LAUSR

Altered cellular metabolism is one of the crucial hallmarks of glioma that deserves an exploration, as the metabolites act as direct indicators of protein function and genetic variations. The current study focused on metabolomic profiling of patients, from whom glioma specimens were obtained for identification of specific metabolites that could distinguish the low grade and high grade. In the current study 1 H NMR spectroscopy has carried out and the data were analysed by partial least squares discriminant analysis (PLS-DA) and orthogonal projection to latent structure with discriminant analysis (OPLS-DA). Pathway analysis was done to associate characteristic metabolites with the grades of sample using MetaboAnalyst 4.0 software based on KEGG metabolic pathways database. Distinctive metabolic profile among low and high grade gliomas with top fifteen characteristic metabolites that could discriminate these grades were identified on the basis of their VIP scores from the OPLS-DA model.
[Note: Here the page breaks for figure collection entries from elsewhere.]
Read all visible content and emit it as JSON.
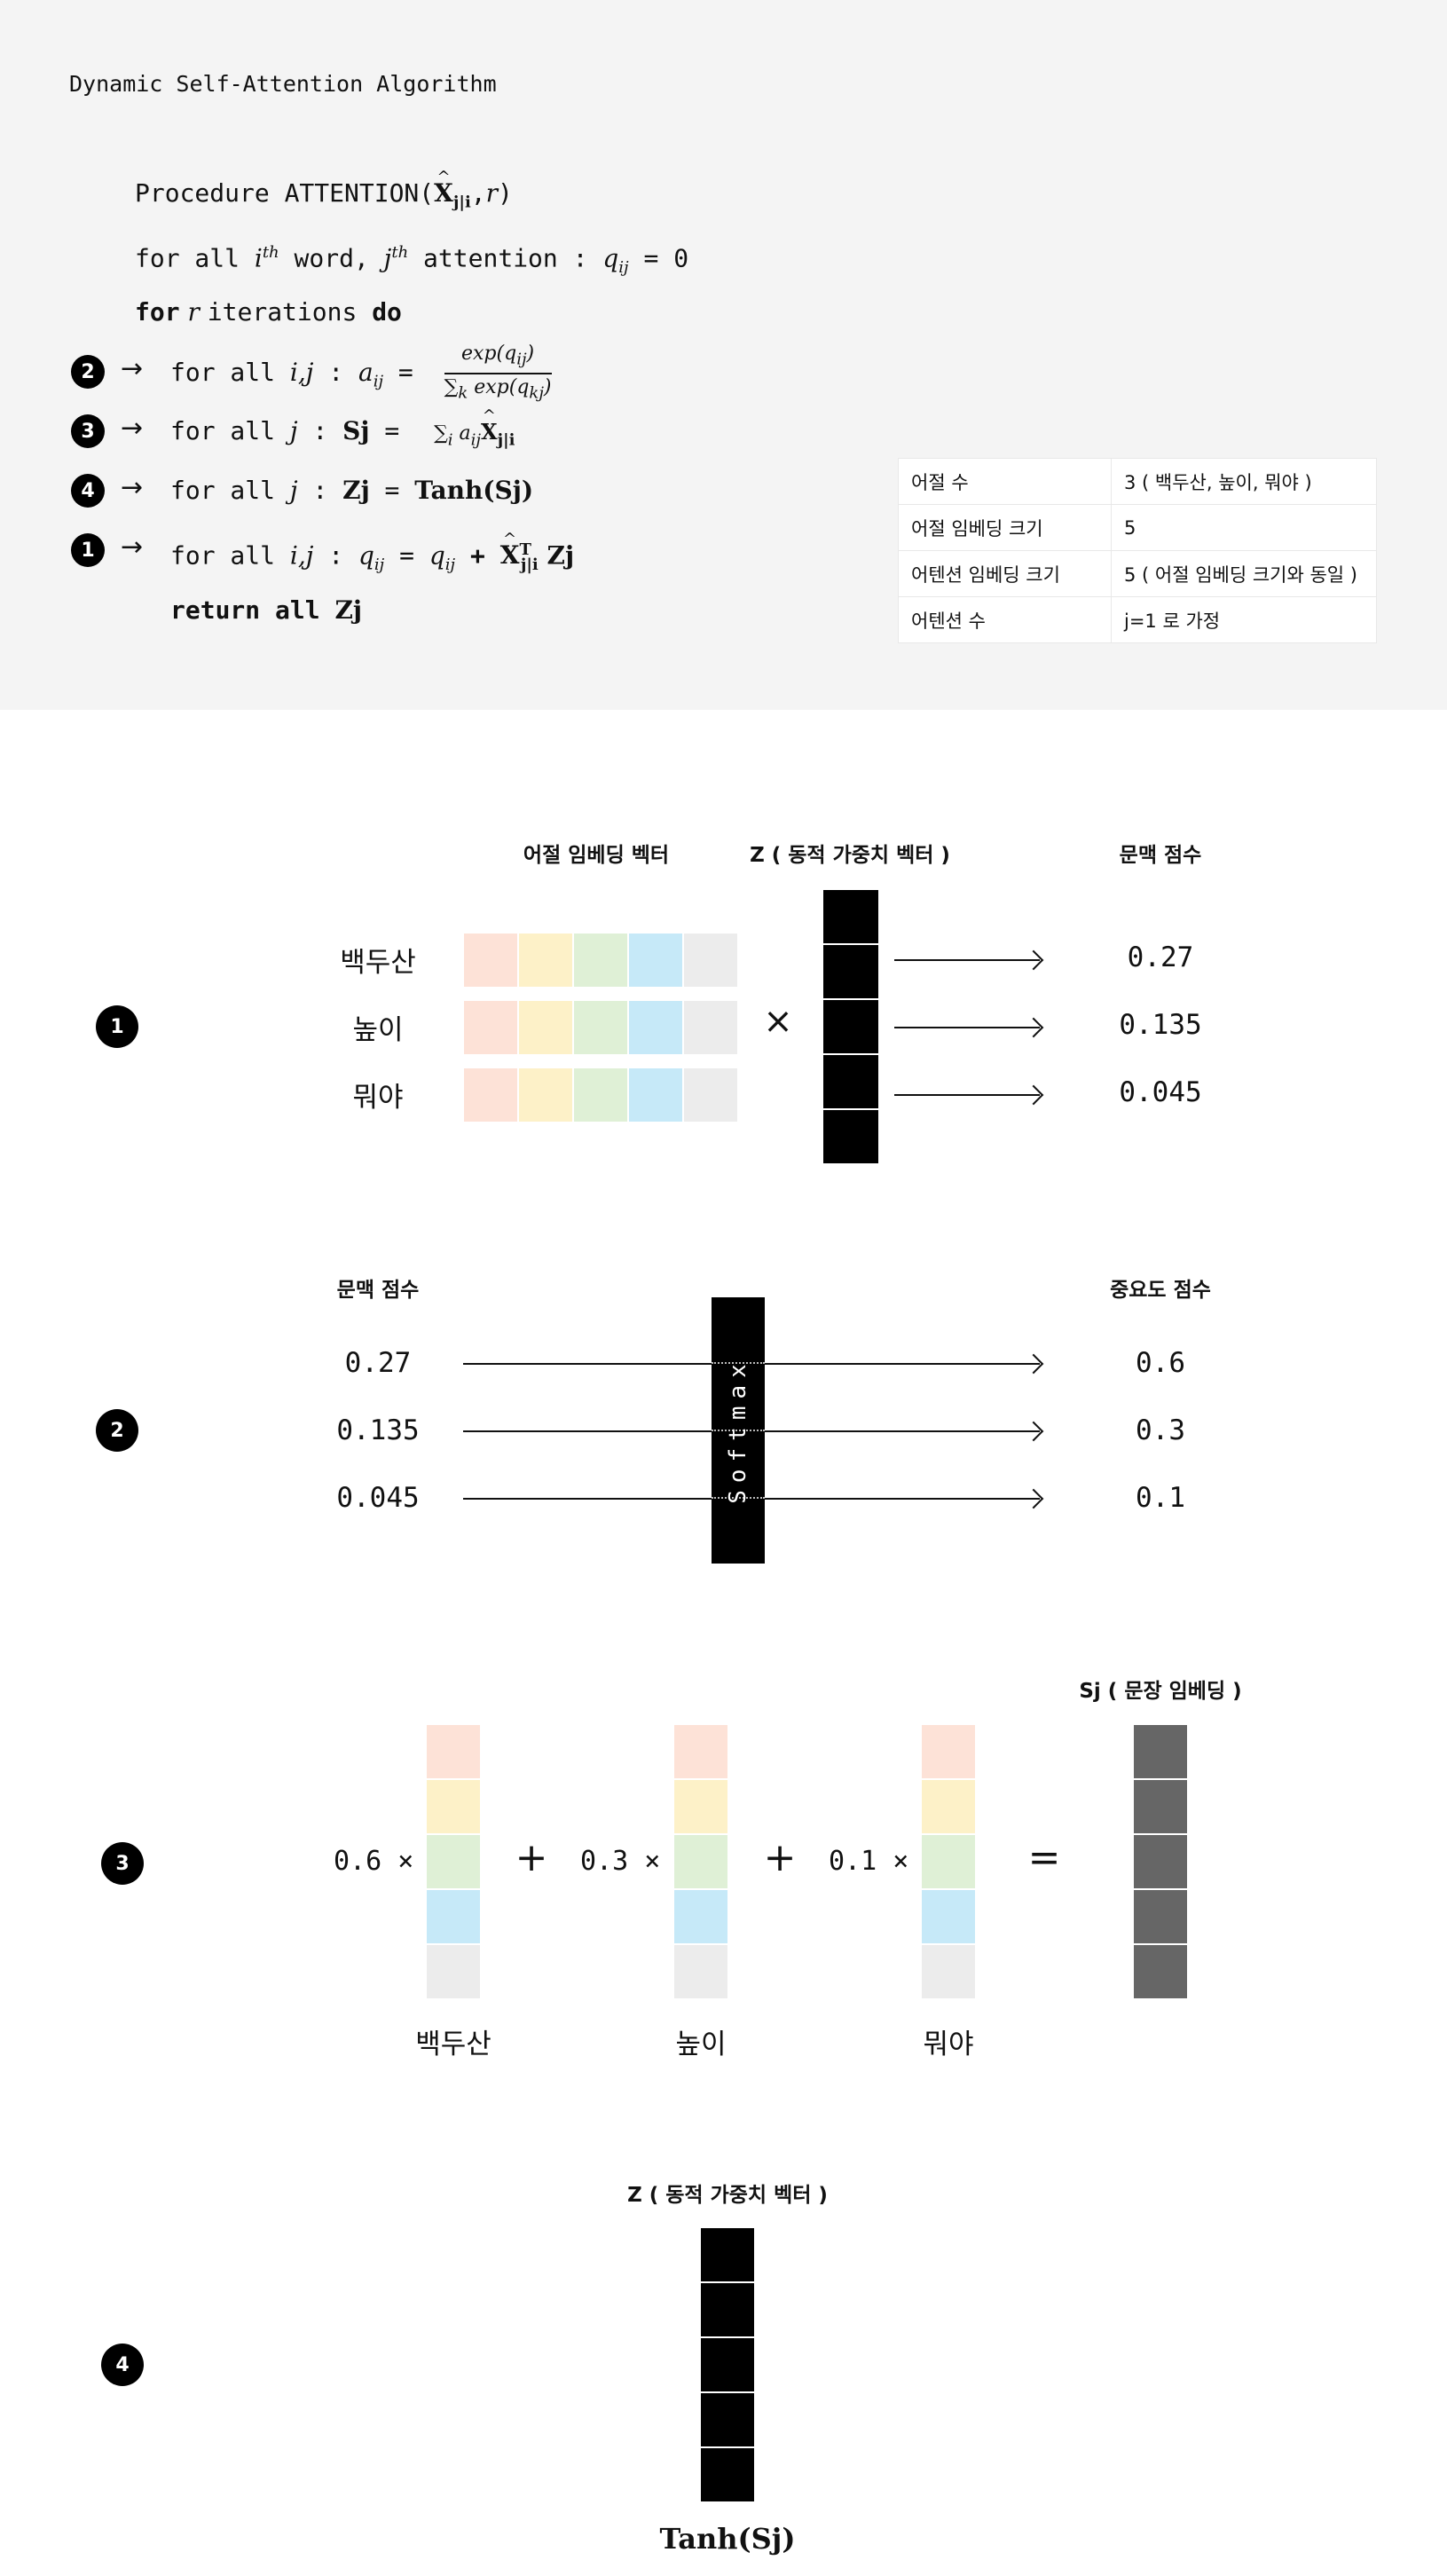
{
  "algorithm": {
    "title": "Dynamic Self-Attention Algorithm",
    "procedure_prefix": "Procedure ATTENTION(",
    "procedure_x": "X",
    "procedure_sub": "j|i",
    "procedure_suffix": ",",
    "procedure_r": "r",
    "procedure_close": ")",
    "init_a": "for all ",
    "init_i": "i",
    "init_th": "th",
    "init_b": " word, ",
    "init_j": "j",
    "init_th2": "th",
    "init_c": " attention : ",
    "init_q": "q",
    "init_qsub": "ij",
    "init_d": " = 0",
    "loop_for": "for",
    "loop_r": " r ",
    "loop_iter": "iterations ",
    "loop_do": "do",
    "s2_a": "for all ",
    "s2_ij": "i,j",
    "s2_b": " : ",
    "s2_a_var": "a",
    "s2_asub": "ij",
    "s2_eq": " =",
    "s2_num": "exp(q",
    "s2_numsub": "ij",
    "s2_numclose": ")",
    "s2_den": "∑",
    "s2_densub": "k",
    "s2_den2": " exp(q",
    "s2_densub2": "kj",
    "s2_denclose": ")",
    "s3_a": "for all ",
    "s3_j": "j",
    "s3_b": " : ",
    "s3_sj": "Sj",
    "s3_eq": " =",
    "s3_sum": "∑",
    "s3_sumsub": "i",
    "s3_a_var": " a",
    "s3_asub": "ij",
    "s3_x": "X",
    "s3_xsub": "j|i",
    "s4_a": "for all ",
    "s4_j": "j",
    "s4_b": " : ",
    "s4_zj": "Zj",
    "s4_eq": " = ",
    "s4_tanh": "Tanh",
    "s4_arg": "(Sj)",
    "s1_a": "for all ",
    "s1_ij": "i,j",
    "s1_b": " : ",
    "s1_q": "q",
    "s1_qsub": "ij",
    "s1_eq": " = ",
    "s1_q2": "q",
    "s1_q2sub": "ij",
    "s1_plus": " + ",
    "s1_x": "X",
    "s1_xsup": "T",
    "s1_xsub": "j|i",
    "s1_zj": " Zj",
    "ret_a": "return all ",
    "ret_zj": "Zj",
    "arrow": "→",
    "badges": [
      "2",
      "3",
      "4",
      "1"
    ]
  },
  "info_table": [
    {
      "key": "어절 수",
      "value": "3 ( 백두산, 높이, 뭐야 )"
    },
    {
      "key": "어절 임베딩 크기",
      "value": "5"
    },
    {
      "key": "어텐션 임베딩 크기",
      "value": "5 ( 어절 임베딩 크기와 동일 )"
    },
    {
      "key": "어텐션 수",
      "value": "j=1 로 가정"
    }
  ],
  "section1": {
    "badge": "1",
    "header_embed": "어절 임베딩 벡터",
    "header_z": "Z ( 동적 가중치 벡터 )",
    "header_score": "문맥 점수",
    "words": [
      "백두산",
      "높이",
      "뭐야"
    ],
    "times": "×",
    "scores": [
      "0.27",
      "0.135",
      "0.045"
    ]
  },
  "section2": {
    "badge": "2",
    "header_in": "문맥 점수",
    "header_out": "중요도 점수",
    "inputs": [
      "0.27",
      "0.135",
      "0.045"
    ],
    "softmax": "Softmax",
    "outputs": [
      "0.6",
      "0.3",
      "0.1"
    ]
  },
  "section3": {
    "badge": "3",
    "header_sj": "Sj ( 문장 임베딩 )",
    "coefs": [
      "0.6 ×",
      "0.3 ×",
      "0.1 ×"
    ],
    "plus": "+",
    "equals": "=",
    "words": [
      "백두산",
      "높이",
      "뭐야"
    ]
  },
  "section4": {
    "badge": "4",
    "header_z": "Z ( 동적 가중치 벡터 )",
    "tanh": "Tanh(Sj)"
  },
  "colors": {
    "embed": [
      "#fde2d7",
      "#fdf1c8",
      "#dff0d6",
      "#c6e9f8",
      "#ececec"
    ],
    "black": "#000000",
    "gray": "#666666",
    "panel": "#f4f4f4"
  }
}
The major altered metabolic pathways include: choline, taurine & hypotaurine, glutamate/glutamine, glutathione, and phenyl alanine/tyrosine which were found to be consistent with the particular grade of a sample. Our study clearly demonstrated a characteristic metabolic profile of an individual grades of glioma suggesting that an altered metabolism are consistent to the specific grades of glioma appreciation and which could lead to devise novel treatment strategies.